Preventive Care, Priceless Support
Beyond the breathtaking natural stone arches and geological won-ders of Arches National Park, there’s another picture you aren’t likely to see. Many Moab, Utah, residents live below the poverty line, making do with seasonal work and low-wage tourism jobs. It’s common for residents to be uninsured or underinsured because of high deductibles, which puts the services of the regional hospital out of reach.
REALTOR® Danette Johnson has helped change that. As founding member of the Moab Free Health Clinic, she recruits volunteers, raises funds and develops donor relationships. She has also focused on maintaining community relations and expanding the clinic through a smart real estate strategy. Currently, Johnson is the clinic’s board president.
“Moab is rural in a way that’s hard to understand,” says Dr. Sean Buck, a volunteer physician and board member at the clinic. ”You’re not 30 miles from another town; you’re two hours from Grand Junction, Colo., for a Level II trauma center. Specialty care is even further away.”
In 2008, the Moab Free Health Clinic opened its doors, operating for a few hours a day with a handful of volunteers in a small rental space. “We were making things up on the fly,” Johnson says. She did everything from working the front desk to raising money—all while building her real estate career and raising her daughter as a single mother.

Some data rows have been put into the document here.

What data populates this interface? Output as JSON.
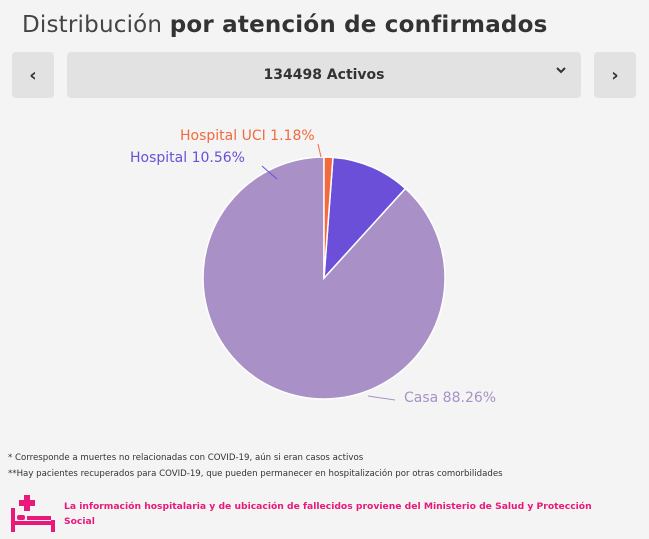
{
  "header": {
    "title_regular": "Distribución",
    "title_bold": "por atención de confirmados"
  },
  "selector": {
    "prev_icon": "chevron-left-icon",
    "prev_label": "‹",
    "value": "134498 Activos",
    "dropdown_icon": "chevron-down-icon",
    "next_icon": "chevron-right-icon",
    "next_label": "›"
  },
  "chart_data": {
    "type": "pie",
    "slices": [
      {
        "label": "Casa 88.26%",
        "name": "Casa",
        "value": 88.26,
        "color": "#a991c7"
      },
      {
        "label": "Hospital 10.56%",
        "name": "Hospital",
        "value": 10.56,
        "color": "#6b4fd8"
      },
      {
        "label": "Hospital UCI 1.18%",
        "name": "Hospital UCI",
        "value": 1.18,
        "color": "#f26a3d"
      }
    ]
  },
  "notes": [
    "* Corresponde a muertes no relacionadas con COVID-19, aún si eran casos activos",
    "**Hay pacientes recuperados para COVID-19, que pueden permanecer en hospitalización por otras comorbilidades"
  ],
  "source": {
    "icon": "hospital-bed-icon",
    "text": "La información hospitalaria y de ubicación de fallecidos proviene del Ministerio de Salud y Protección Social"
  }
}
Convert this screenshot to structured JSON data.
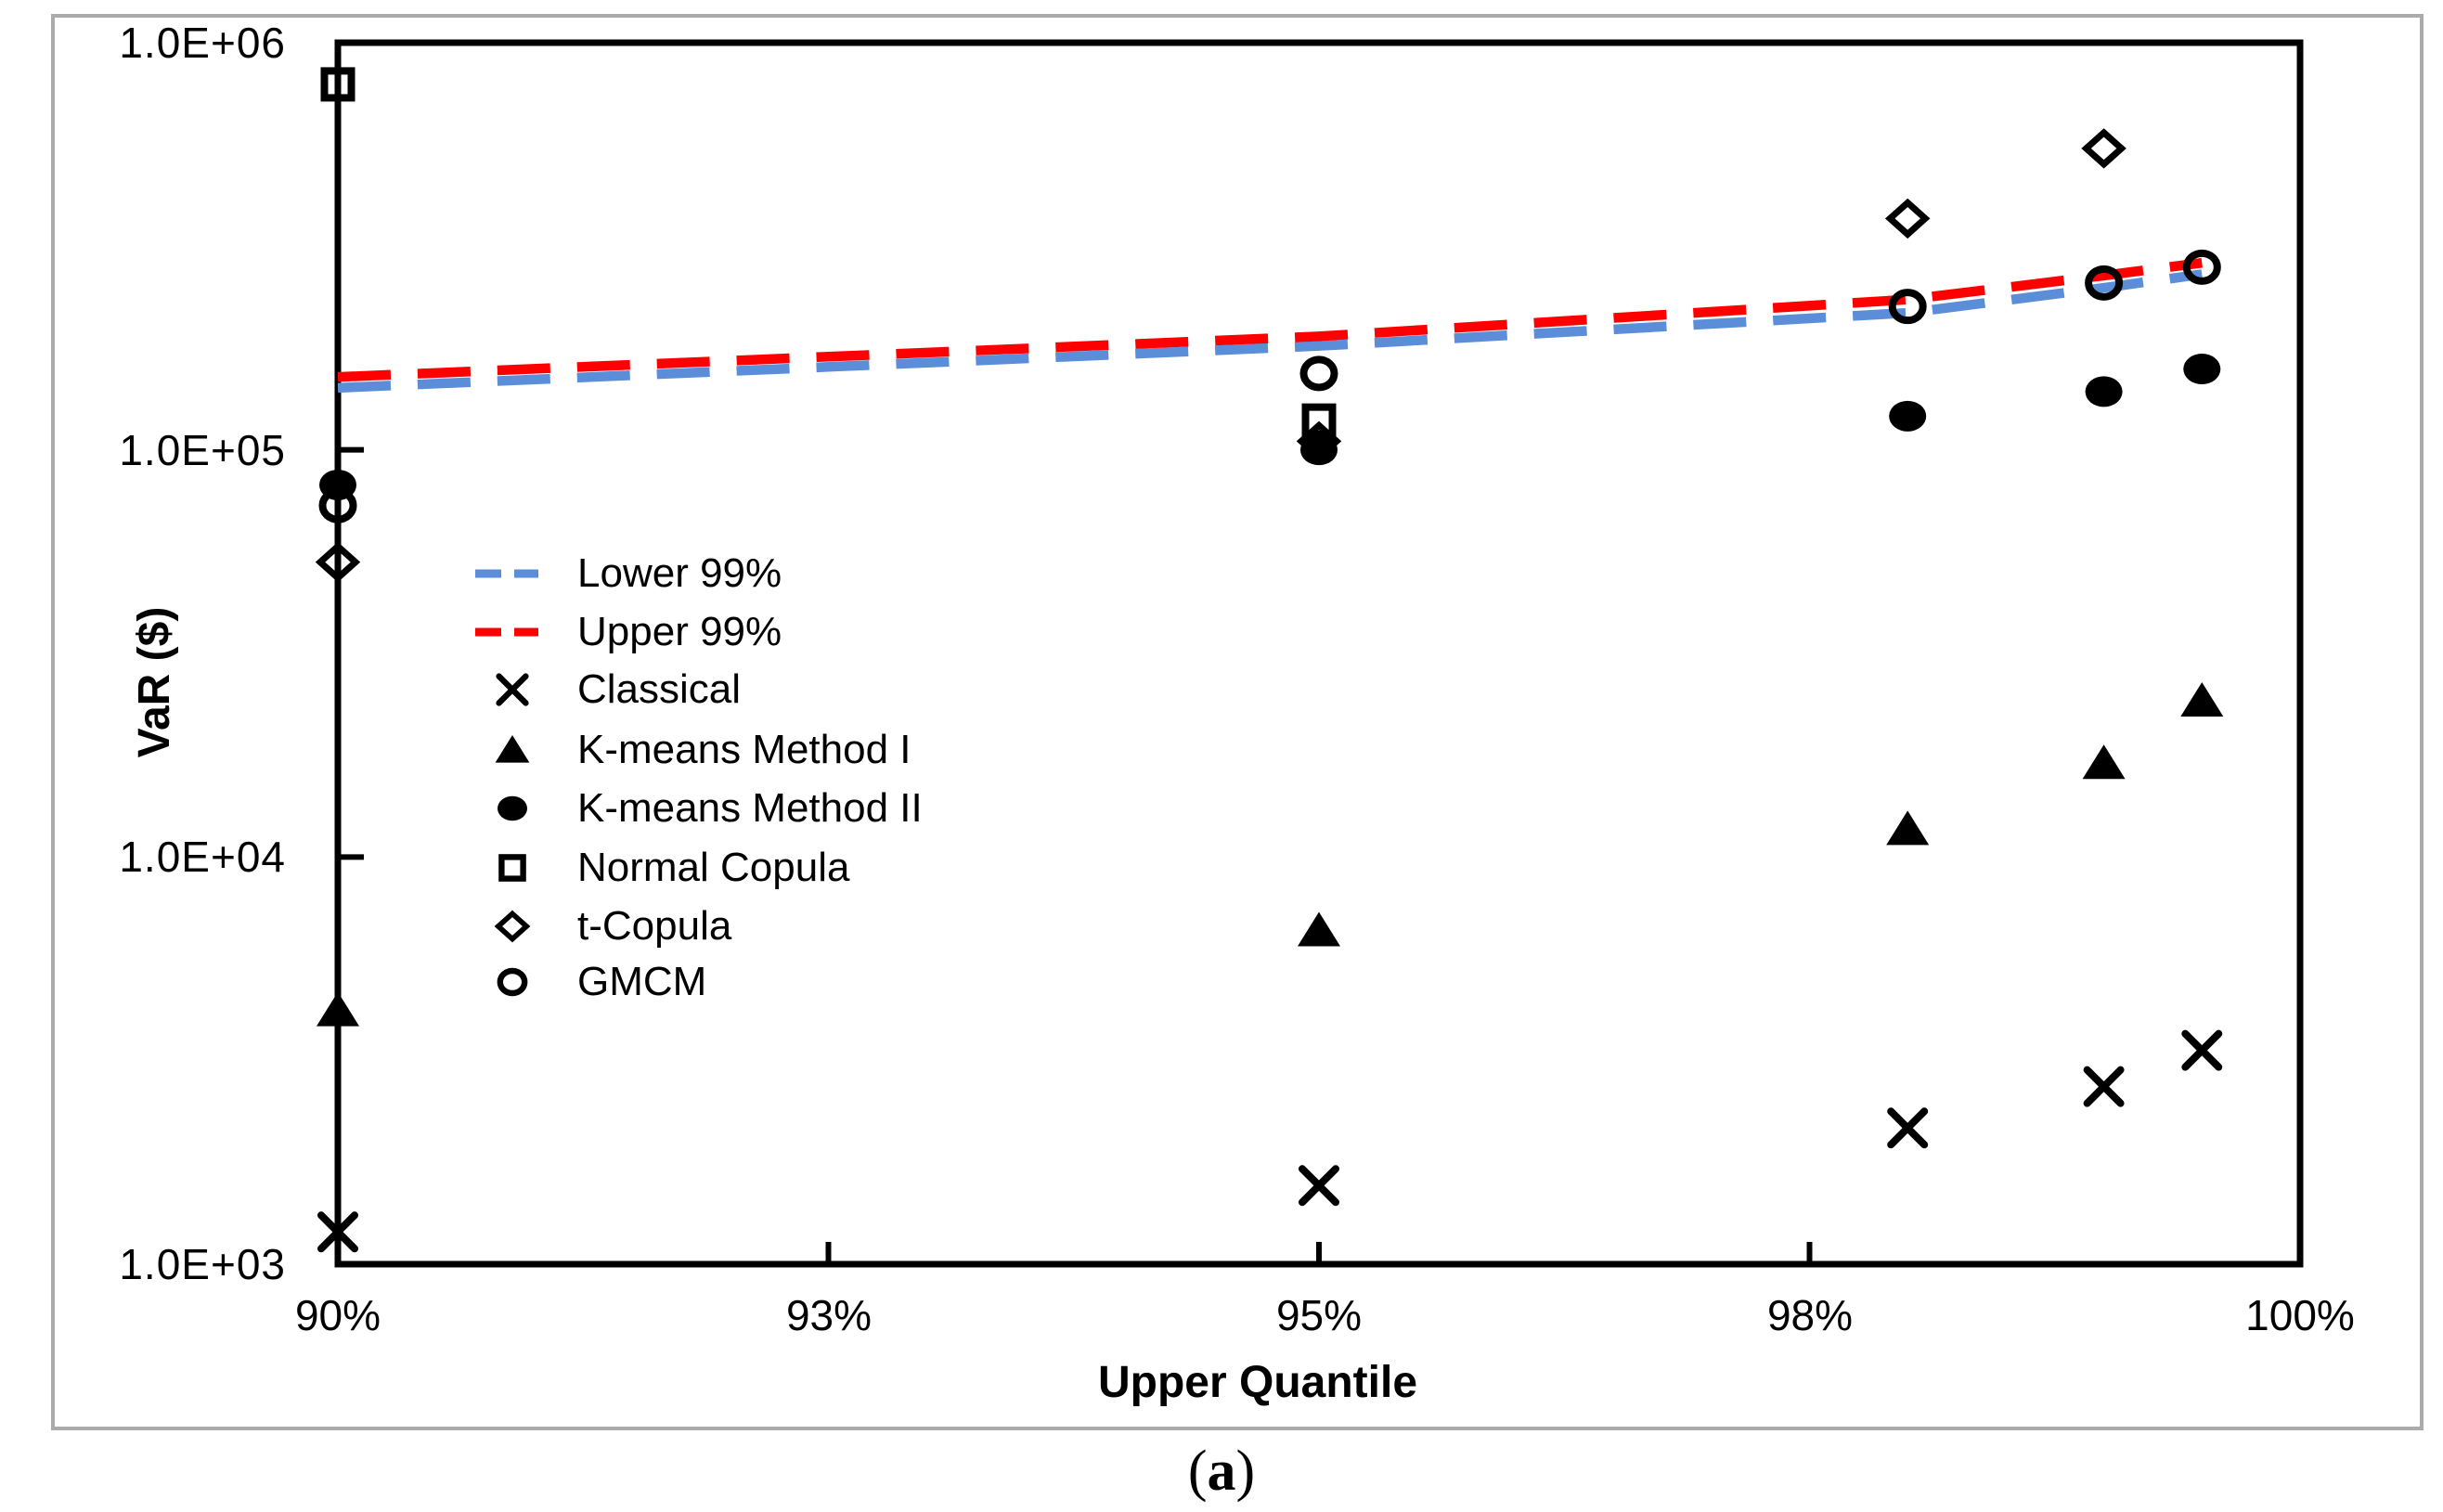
{
  "figure": {
    "caption": {
      "open": "(",
      "letter": "a",
      "close": ")"
    }
  },
  "chart_data": {
    "type": "scatter",
    "title": "",
    "xlabel": "Upper Quantile",
    "ylabel": "VaR ($)",
    "x_axis": {
      "min": 90,
      "max": 100,
      "unit": "%",
      "ticks": [
        {
          "value": 90,
          "label": "90%"
        },
        {
          "value": 92.5,
          "label": "93%"
        },
        {
          "value": 95,
          "label": "95%"
        },
        {
          "value": 97.5,
          "label": "98%"
        },
        {
          "value": 100,
          "label": "100%"
        }
      ]
    },
    "y_axis": {
      "scale": "log",
      "min": 1000,
      "max": 1000000,
      "ticks": [
        {
          "value": 1000000,
          "label": "1.0E+06"
        },
        {
          "value": 100000,
          "label": "1.0E+05"
        },
        {
          "value": 10000,
          "label": "1.0E+04"
        },
        {
          "value": 1000,
          "label": "1.0E+03"
        }
      ]
    },
    "legend_position": "inside-left",
    "grid": false,
    "series": [
      {
        "id": "lower-99",
        "name": "Lower 99%",
        "type": "line",
        "style": "dashed",
        "color": "#5B8DD9",
        "marker": null,
        "points": [
          {
            "x": 90,
            "y": 142000
          },
          {
            "x": 95,
            "y": 180000
          },
          {
            "x": 98,
            "y": 217000
          },
          {
            "x": 99,
            "y": 250000
          },
          {
            "x": 99.5,
            "y": 270000
          }
        ]
      },
      {
        "id": "upper-99",
        "name": "Upper 99%",
        "type": "line",
        "style": "dashed",
        "color": "#FF0000",
        "marker": null,
        "points": [
          {
            "x": 90,
            "y": 151000
          },
          {
            "x": 95,
            "y": 190000
          },
          {
            "x": 98,
            "y": 234000
          },
          {
            "x": 99,
            "y": 268000
          },
          {
            "x": 99.5,
            "y": 288000
          }
        ]
      },
      {
        "id": "classical",
        "name": "Classical",
        "type": "scatter",
        "color": "#000000",
        "marker": "x-cross",
        "points": [
          {
            "x": 90,
            "y": 1200
          },
          {
            "x": 95,
            "y": 1560
          },
          {
            "x": 98,
            "y": 2160
          },
          {
            "x": 99,
            "y": 2730
          },
          {
            "x": 99.5,
            "y": 3350
          }
        ]
      },
      {
        "id": "k-means-method-i",
        "name": "K-means Method I",
        "type": "scatter",
        "color": "#000000",
        "marker": "triangle-filled",
        "points": [
          {
            "x": 90,
            "y": 4200
          },
          {
            "x": 95,
            "y": 6600
          },
          {
            "x": 98,
            "y": 11700
          },
          {
            "x": 99,
            "y": 17000
          },
          {
            "x": 99.5,
            "y": 24200
          }
        ]
      },
      {
        "id": "k-means-method-ii",
        "name": "K-means Method II",
        "type": "scatter",
        "color": "#000000",
        "marker": "circle-filled",
        "points": [
          {
            "x": 90,
            "y": 82000
          },
          {
            "x": 95,
            "y": 100000
          },
          {
            "x": 98,
            "y": 121000
          },
          {
            "x": 99,
            "y": 139000
          },
          {
            "x": 99.5,
            "y": 158000
          }
        ]
      },
      {
        "id": "normal-copula",
        "name": "Normal Copula",
        "type": "scatter",
        "color": "#000000",
        "marker": "square-open",
        "points": [
          {
            "x": 90,
            "y": 790000
          },
          {
            "x": 95,
            "y": 118000
          }
        ]
      },
      {
        "id": "t-copula",
        "name": "t-Copula",
        "type": "scatter",
        "color": "#000000",
        "marker": "diamond-open",
        "points": [
          {
            "x": 90,
            "y": 53000
          },
          {
            "x": 95,
            "y": 105000
          },
          {
            "x": 98,
            "y": 370000
          },
          {
            "x": 99,
            "y": 550000
          }
        ]
      },
      {
        "id": "gmcm",
        "name": "GMCM",
        "type": "scatter",
        "color": "#000000",
        "marker": "circle-open",
        "points": [
          {
            "x": 90,
            "y": 73000
          },
          {
            "x": 95,
            "y": 154000
          },
          {
            "x": 98,
            "y": 225000
          },
          {
            "x": 99,
            "y": 257000
          },
          {
            "x": 99.5,
            "y": 281000
          }
        ]
      }
    ]
  }
}
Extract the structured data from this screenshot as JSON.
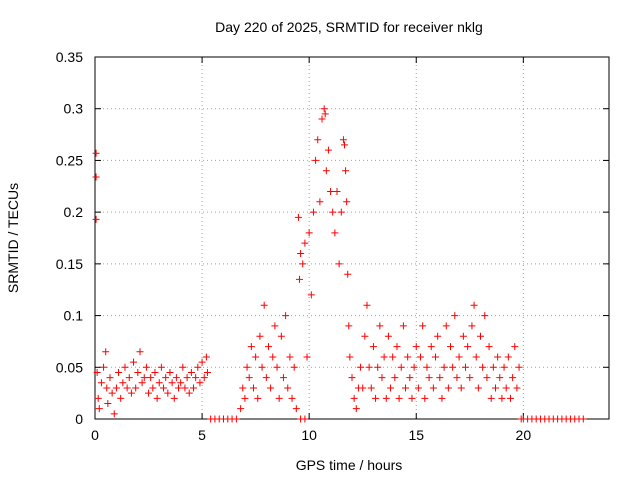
{
  "chart_data": {
    "type": "scatter",
    "title": "Day 220 of 2025, SRMTID for receiver nklg",
    "xlabel": "GPS time / hours",
    "ylabel": "SRMTID / TECUs",
    "xlim": [
      0,
      24
    ],
    "ylim": [
      0,
      0.35
    ],
    "xticks": [
      0,
      5,
      10,
      15,
      20
    ],
    "yticks": [
      0,
      0.05,
      0.1,
      0.15,
      0.2,
      0.25,
      0.3,
      0.35
    ],
    "xtick_labels": [
      "0",
      "5",
      "10",
      "15",
      "20"
    ],
    "ytick_labels": [
      "0",
      "0.05",
      "0.1",
      "0.15",
      "0.2",
      "0.25",
      "0.3",
      "0.35"
    ],
    "grid": true,
    "marker": "+",
    "color": "#ff0000",
    "series": [
      {
        "name": "SRMTID",
        "points": [
          [
            0.05,
            0.257
          ],
          [
            0.05,
            0.234
          ],
          [
            0.05,
            0.193
          ],
          [
            0.1,
            0.045
          ],
          [
            0.15,
            0.02
          ],
          [
            0.2,
            0.01
          ],
          [
            0.3,
            0.035
          ],
          [
            0.4,
            0.05
          ],
          [
            0.5,
            0.065
          ],
          [
            0.55,
            0.03
          ],
          [
            0.6,
            0.015
          ],
          [
            0.7,
            0.04
          ],
          [
            0.8,
            0.025
          ],
          [
            0.9,
            0.005
          ],
          [
            1.0,
            0.03
          ],
          [
            1.1,
            0.045
          ],
          [
            1.2,
            0.02
          ],
          [
            1.3,
            0.035
          ],
          [
            1.4,
            0.05
          ],
          [
            1.5,
            0.03
          ],
          [
            1.6,
            0.04
          ],
          [
            1.7,
            0.025
          ],
          [
            1.8,
            0.055
          ],
          [
            1.9,
            0.03
          ],
          [
            2.0,
            0.045
          ],
          [
            2.1,
            0.065
          ],
          [
            2.2,
            0.035
          ],
          [
            2.3,
            0.04
          ],
          [
            2.4,
            0.05
          ],
          [
            2.5,
            0.025
          ],
          [
            2.6,
            0.04
          ],
          [
            2.7,
            0.03
          ],
          [
            2.8,
            0.045
          ],
          [
            2.9,
            0.02
          ],
          [
            3.0,
            0.035
          ],
          [
            3.1,
            0.05
          ],
          [
            3.2,
            0.03
          ],
          [
            3.3,
            0.04
          ],
          [
            3.4,
            0.025
          ],
          [
            3.5,
            0.045
          ],
          [
            3.6,
            0.035
          ],
          [
            3.7,
            0.02
          ],
          [
            3.8,
            0.04
          ],
          [
            3.9,
            0.03
          ],
          [
            4.0,
            0.035
          ],
          [
            4.1,
            0.05
          ],
          [
            4.2,
            0.03
          ],
          [
            4.3,
            0.04
          ],
          [
            4.4,
            0.025
          ],
          [
            4.5,
            0.045
          ],
          [
            4.6,
            0.03
          ],
          [
            4.7,
            0.04
          ],
          [
            4.8,
            0.05
          ],
          [
            4.9,
            0.035
          ],
          [
            5.0,
            0.055
          ],
          [
            5.1,
            0.04
          ],
          [
            5.2,
            0.06
          ],
          [
            5.25,
            0.045
          ],
          [
            5.4,
            0
          ],
          [
            5.6,
            0
          ],
          [
            5.8,
            0
          ],
          [
            6.0,
            0
          ],
          [
            6.2,
            0
          ],
          [
            6.4,
            0
          ],
          [
            6.6,
            0
          ],
          [
            6.8,
            0.01
          ],
          [
            6.9,
            0.03
          ],
          [
            7.0,
            0.02
          ],
          [
            7.1,
            0.05
          ],
          [
            7.2,
            0.04
          ],
          [
            7.3,
            0.07
          ],
          [
            7.4,
            0.03
          ],
          [
            7.5,
            0.06
          ],
          [
            7.6,
            0.02
          ],
          [
            7.7,
            0.08
          ],
          [
            7.8,
            0.05
          ],
          [
            7.9,
            0.11
          ],
          [
            8.0,
            0.04
          ],
          [
            8.1,
            0.07
          ],
          [
            8.2,
            0.03
          ],
          [
            8.3,
            0.06
          ],
          [
            8.4,
            0.09
          ],
          [
            8.5,
            0.05
          ],
          [
            8.6,
            0.02
          ],
          [
            8.7,
            0.08
          ],
          [
            8.8,
            0.04
          ],
          [
            8.9,
            0.1
          ],
          [
            9.0,
            0.03
          ],
          [
            9.1,
            0.06
          ],
          [
            9.2,
            0.02
          ],
          [
            9.3,
            0.05
          ],
          [
            9.4,
            0.01
          ],
          [
            9.6,
            0
          ],
          [
            9.8,
            0
          ],
          [
            9.5,
            0.195
          ],
          [
            9.55,
            0.135
          ],
          [
            9.6,
            0.16
          ],
          [
            9.7,
            0.15
          ],
          [
            9.8,
            0.17
          ],
          [
            9.9,
            0.06
          ],
          [
            10.0,
            0.18
          ],
          [
            10.1,
            0.12
          ],
          [
            10.2,
            0.2
          ],
          [
            10.3,
            0.25
          ],
          [
            10.4,
            0.27
          ],
          [
            10.5,
            0.21
          ],
          [
            10.6,
            0.29
          ],
          [
            10.7,
            0.3
          ],
          [
            10.75,
            0.295
          ],
          [
            10.8,
            0.24
          ],
          [
            10.9,
            0.26
          ],
          [
            11.0,
            0.22
          ],
          [
            11.1,
            0.2
          ],
          [
            11.2,
            0.18
          ],
          [
            11.3,
            0.22
          ],
          [
            11.4,
            0.15
          ],
          [
            11.5,
            0.2
          ],
          [
            11.6,
            0.27
          ],
          [
            11.65,
            0.265
          ],
          [
            11.7,
            0.24
          ],
          [
            11.75,
            0.21
          ],
          [
            11.8,
            0.14
          ],
          [
            11.85,
            0.09
          ],
          [
            11.9,
            0.06
          ],
          [
            12.0,
            0.04
          ],
          [
            12.1,
            0.02
          ],
          [
            12.2,
            0.01
          ],
          [
            12.3,
            0.03
          ],
          [
            12.4,
            0.05
          ],
          [
            12.5,
            0.03
          ],
          [
            12.6,
            0.08
          ],
          [
            12.7,
            0.11
          ],
          [
            12.8,
            0.05
          ],
          [
            12.9,
            0.03
          ],
          [
            13.0,
            0.07
          ],
          [
            13.1,
            0.02
          ],
          [
            13.2,
            0.05
          ],
          [
            13.3,
            0.09
          ],
          [
            13.4,
            0.04
          ],
          [
            13.5,
            0.06
          ],
          [
            13.6,
            0.02
          ],
          [
            13.7,
            0.08
          ],
          [
            13.8,
            0.03
          ],
          [
            13.9,
            0.06
          ],
          [
            14.0,
            0.04
          ],
          [
            14.1,
            0.07
          ],
          [
            14.2,
            0.02
          ],
          [
            14.3,
            0.05
          ],
          [
            14.4,
            0.09
          ],
          [
            14.5,
            0.03
          ],
          [
            14.6,
            0.06
          ],
          [
            14.7,
            0.04
          ],
          [
            14.8,
            0.02
          ],
          [
            14.9,
            0.05
          ],
          [
            15.0,
            0.07
          ],
          [
            15.1,
            0.03
          ],
          [
            15.2,
            0.06
          ],
          [
            15.3,
            0.09
          ],
          [
            15.4,
            0.02
          ],
          [
            15.5,
            0.05
          ],
          [
            15.6,
            0.04
          ],
          [
            15.7,
            0.07
          ],
          [
            15.8,
            0.03
          ],
          [
            15.9,
            0.06
          ],
          [
            16.0,
            0.08
          ],
          [
            16.1,
            0.04
          ],
          [
            16.2,
            0.02
          ],
          [
            16.3,
            0.05
          ],
          [
            16.4,
            0.09
          ],
          [
            16.5,
            0.03
          ],
          [
            16.6,
            0.07
          ],
          [
            16.7,
            0.05
          ],
          [
            16.8,
            0.1
          ],
          [
            16.9,
            0.04
          ],
          [
            17.0,
            0.06
          ],
          [
            17.1,
            0.03
          ],
          [
            17.2,
            0.08
          ],
          [
            17.3,
            0.05
          ],
          [
            17.4,
            0.07
          ],
          [
            17.5,
            0.04
          ],
          [
            17.6,
            0.09
          ],
          [
            17.7,
            0.11
          ],
          [
            17.8,
            0.06
          ],
          [
            17.9,
            0.03
          ],
          [
            18.0,
            0.08
          ],
          [
            18.1,
            0.05
          ],
          [
            18.2,
            0.1
          ],
          [
            18.3,
            0.04
          ],
          [
            18.4,
            0.07
          ],
          [
            18.5,
            0.02
          ],
          [
            18.6,
            0.05
          ],
          [
            18.7,
            0.03
          ],
          [
            18.8,
            0.06
          ],
          [
            18.9,
            0.04
          ],
          [
            19.0,
            0.02
          ],
          [
            19.1,
            0.05
          ],
          [
            19.2,
            0.03
          ],
          [
            19.3,
            0.06
          ],
          [
            19.4,
            0.02
          ],
          [
            19.5,
            0.04
          ],
          [
            19.6,
            0.07
          ],
          [
            19.7,
            0.03
          ],
          [
            19.8,
            0.05
          ],
          [
            19.9,
            0
          ],
          [
            20.0,
            0
          ],
          [
            20.2,
            0
          ],
          [
            20.4,
            0
          ],
          [
            20.6,
            0
          ],
          [
            20.8,
            0
          ],
          [
            21.0,
            0
          ],
          [
            21.2,
            0
          ],
          [
            21.4,
            0
          ],
          [
            21.6,
            0
          ],
          [
            21.8,
            0
          ],
          [
            22.0,
            0
          ],
          [
            22.2,
            0
          ],
          [
            22.4,
            0
          ],
          [
            22.6,
            0
          ],
          [
            22.8,
            0
          ]
        ]
      }
    ]
  }
}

Johnson’s real estate expertise proved vital as the clinic expanded. “She not only handled several transactions over the years but also acquired major individual donors to support the purchase of properties,” Executive Director Kate Jagla says.
Today, the nonprofit owns a campus of five parcels with three buildings that house the clinic, the Moab Community Resource Center, a teen library and an adult education center. The clinic’s annual appointment volume has increased from a few hundred to 3,000, and its yearly budget has grown from $50,000 to nearly $1.3 million.
With 12 paid positions and a stable of volunteers, the clinic has been able to elevate the level of care it provides, offering physical exams, ongoing treatment for chronic conditions, testing for sexually transmitted diseases, mental health services, vision care, dentistry and in-house lab testing.
“Danette is a force of nature,” says Buck, who sits on the board and travels more than five hours from Denver on days he volunteers. “The clinic would not exist at all without her drive.”